Even with the multitude of offers Kumlin received, he chose Miami. The amount of playing time he would be receiving here played a huge role in his decision to play for the RedHawks. Kumlin played 32 games for Miami this season, a mark matched by only one other first-year on the team.
“I talked to the coaches, Coach Bergeron and Coach Schutte, and they both wanted me to play a lot as a freshman.” Kumlin said. “It's not that common as a freshman in the NCHC to play those types of minutes … It was too good of an offer to turn down.”
Furthermore, Kumlin loved the campus and knew that if his Swedish teammates liked it, he probably would too.
“I knew two Swedish guys on the team, Hampus [Rydqvist] and Ludvig [Persson], and they said they love this place.” Kumlin said. “We come from the same culture, so if they like it, I'm probably gonna like it too.”
He spoke highly of the Goggin Ice Center facilities, which contributed to his decision to play for the RedHawks.
“[The arena is the] perfect amount [size] for a college school.” Kumlin said. “The locker room and lounge area are top 10 in the country.”

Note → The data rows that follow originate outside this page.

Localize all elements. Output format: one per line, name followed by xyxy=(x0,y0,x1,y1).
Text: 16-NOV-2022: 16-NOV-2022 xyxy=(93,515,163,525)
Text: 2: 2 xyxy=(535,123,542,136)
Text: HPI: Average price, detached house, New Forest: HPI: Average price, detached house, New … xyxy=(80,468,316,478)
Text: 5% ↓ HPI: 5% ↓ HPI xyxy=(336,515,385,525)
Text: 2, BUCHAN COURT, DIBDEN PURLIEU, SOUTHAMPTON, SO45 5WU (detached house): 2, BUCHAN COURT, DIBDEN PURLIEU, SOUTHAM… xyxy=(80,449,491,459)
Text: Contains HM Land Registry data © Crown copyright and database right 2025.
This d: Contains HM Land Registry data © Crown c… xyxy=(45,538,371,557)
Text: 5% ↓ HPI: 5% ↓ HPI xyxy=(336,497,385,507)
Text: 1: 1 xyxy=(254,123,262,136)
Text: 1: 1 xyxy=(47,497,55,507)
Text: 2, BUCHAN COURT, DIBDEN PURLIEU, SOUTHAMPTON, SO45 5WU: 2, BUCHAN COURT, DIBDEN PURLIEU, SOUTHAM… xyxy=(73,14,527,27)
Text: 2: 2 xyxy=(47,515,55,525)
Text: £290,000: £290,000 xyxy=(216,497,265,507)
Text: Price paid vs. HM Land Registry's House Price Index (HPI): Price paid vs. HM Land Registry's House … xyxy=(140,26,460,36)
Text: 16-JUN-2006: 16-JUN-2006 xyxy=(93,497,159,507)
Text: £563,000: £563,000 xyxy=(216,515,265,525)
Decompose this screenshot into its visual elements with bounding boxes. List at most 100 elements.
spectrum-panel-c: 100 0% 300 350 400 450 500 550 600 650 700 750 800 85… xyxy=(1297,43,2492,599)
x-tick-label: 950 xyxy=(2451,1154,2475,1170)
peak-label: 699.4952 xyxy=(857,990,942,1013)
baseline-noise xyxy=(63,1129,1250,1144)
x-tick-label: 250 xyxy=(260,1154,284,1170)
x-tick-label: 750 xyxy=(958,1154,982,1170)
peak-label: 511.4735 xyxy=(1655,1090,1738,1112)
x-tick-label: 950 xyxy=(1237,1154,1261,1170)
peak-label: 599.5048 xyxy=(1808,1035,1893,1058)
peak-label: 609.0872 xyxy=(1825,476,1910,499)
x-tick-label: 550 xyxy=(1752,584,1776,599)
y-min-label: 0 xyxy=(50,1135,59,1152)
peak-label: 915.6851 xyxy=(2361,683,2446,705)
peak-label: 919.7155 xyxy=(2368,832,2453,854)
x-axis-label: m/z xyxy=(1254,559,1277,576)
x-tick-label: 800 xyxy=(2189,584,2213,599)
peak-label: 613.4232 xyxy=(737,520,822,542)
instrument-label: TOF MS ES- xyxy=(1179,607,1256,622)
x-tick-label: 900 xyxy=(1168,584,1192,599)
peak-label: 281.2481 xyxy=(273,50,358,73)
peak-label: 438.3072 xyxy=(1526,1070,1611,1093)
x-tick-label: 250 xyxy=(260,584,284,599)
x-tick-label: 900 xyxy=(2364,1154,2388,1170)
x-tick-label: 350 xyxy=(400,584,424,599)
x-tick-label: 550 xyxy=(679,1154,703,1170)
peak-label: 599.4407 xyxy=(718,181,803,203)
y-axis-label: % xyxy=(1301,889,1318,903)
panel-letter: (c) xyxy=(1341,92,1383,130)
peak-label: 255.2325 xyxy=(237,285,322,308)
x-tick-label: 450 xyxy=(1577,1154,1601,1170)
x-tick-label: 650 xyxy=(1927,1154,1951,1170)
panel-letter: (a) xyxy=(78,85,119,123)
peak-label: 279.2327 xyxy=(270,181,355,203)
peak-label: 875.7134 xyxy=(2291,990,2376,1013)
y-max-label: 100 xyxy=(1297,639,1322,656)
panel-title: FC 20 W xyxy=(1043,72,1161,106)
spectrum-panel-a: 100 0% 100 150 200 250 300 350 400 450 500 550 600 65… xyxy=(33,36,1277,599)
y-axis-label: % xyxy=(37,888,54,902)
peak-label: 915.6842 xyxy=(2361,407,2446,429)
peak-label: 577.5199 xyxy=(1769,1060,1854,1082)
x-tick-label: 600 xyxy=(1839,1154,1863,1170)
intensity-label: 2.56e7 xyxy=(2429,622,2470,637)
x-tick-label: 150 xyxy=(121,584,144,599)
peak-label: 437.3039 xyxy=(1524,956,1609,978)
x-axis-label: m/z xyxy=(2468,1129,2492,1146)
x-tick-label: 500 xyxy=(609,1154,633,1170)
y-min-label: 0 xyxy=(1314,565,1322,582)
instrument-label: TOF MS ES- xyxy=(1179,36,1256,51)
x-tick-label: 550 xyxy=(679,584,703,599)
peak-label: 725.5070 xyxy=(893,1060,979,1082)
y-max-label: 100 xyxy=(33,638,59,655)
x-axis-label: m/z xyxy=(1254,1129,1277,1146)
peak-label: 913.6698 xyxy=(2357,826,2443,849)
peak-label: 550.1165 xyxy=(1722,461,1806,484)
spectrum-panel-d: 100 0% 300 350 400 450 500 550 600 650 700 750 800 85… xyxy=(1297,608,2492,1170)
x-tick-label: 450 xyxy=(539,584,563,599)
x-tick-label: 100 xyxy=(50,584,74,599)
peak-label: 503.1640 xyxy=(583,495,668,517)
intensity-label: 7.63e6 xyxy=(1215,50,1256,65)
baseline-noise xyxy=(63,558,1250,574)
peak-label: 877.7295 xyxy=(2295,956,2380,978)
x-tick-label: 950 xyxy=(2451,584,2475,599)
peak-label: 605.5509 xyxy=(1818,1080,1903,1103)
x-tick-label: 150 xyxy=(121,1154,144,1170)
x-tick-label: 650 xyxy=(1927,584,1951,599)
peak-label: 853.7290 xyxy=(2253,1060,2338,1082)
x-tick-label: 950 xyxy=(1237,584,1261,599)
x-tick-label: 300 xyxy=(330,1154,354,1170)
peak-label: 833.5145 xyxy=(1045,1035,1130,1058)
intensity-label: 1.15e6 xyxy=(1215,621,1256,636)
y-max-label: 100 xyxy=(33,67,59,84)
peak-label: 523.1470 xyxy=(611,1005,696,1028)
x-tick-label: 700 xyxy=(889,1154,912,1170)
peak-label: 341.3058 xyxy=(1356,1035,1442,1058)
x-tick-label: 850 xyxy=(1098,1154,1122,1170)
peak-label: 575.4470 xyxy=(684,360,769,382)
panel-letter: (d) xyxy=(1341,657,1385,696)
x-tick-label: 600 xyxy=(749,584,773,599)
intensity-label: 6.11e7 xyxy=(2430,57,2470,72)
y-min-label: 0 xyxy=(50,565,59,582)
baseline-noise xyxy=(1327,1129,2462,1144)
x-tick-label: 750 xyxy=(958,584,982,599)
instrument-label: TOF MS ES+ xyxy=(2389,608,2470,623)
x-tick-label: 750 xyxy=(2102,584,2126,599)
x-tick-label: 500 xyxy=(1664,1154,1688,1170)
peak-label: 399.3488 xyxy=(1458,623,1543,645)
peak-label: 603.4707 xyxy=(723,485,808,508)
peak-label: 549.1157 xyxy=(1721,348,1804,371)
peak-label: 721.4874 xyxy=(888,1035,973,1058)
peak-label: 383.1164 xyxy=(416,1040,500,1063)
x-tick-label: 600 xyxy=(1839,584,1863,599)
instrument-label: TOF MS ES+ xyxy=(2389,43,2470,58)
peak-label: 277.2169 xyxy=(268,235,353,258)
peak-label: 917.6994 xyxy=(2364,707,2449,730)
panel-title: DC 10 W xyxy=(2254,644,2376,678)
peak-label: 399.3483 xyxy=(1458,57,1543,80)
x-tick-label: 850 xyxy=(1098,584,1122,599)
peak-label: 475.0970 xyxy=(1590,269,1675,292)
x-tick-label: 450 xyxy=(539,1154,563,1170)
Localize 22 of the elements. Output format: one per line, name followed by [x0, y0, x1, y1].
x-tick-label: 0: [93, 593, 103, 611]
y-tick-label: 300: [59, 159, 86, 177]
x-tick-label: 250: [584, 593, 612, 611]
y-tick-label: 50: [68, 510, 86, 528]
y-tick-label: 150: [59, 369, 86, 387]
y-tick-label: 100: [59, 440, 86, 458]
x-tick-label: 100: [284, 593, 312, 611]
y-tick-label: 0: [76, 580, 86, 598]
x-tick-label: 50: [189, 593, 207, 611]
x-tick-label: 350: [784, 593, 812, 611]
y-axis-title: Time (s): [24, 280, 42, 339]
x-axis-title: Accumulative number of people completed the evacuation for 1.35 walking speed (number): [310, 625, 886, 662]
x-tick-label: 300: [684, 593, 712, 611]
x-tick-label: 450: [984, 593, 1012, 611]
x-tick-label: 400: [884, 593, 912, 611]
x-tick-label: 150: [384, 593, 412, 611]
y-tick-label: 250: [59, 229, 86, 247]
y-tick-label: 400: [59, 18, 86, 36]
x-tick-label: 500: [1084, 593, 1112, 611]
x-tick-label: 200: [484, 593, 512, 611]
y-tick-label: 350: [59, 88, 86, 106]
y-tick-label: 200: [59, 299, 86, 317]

Kumlin said that the team plays in lots of big arenas around the NCHC that are mostly empty, even though lots of fans are there. Because Goggin is smaller, the arena feels more packed and creates a fun environment to play in.
The Swedish blue-liner aspires to eventually play pro, but for now he’s taking things year by year.
“I’m just trying to play as best as I can every game and not look too far ahead,” Kumlin said.
Kumlin put up three goals and eight assists in his first season with the RedHawks.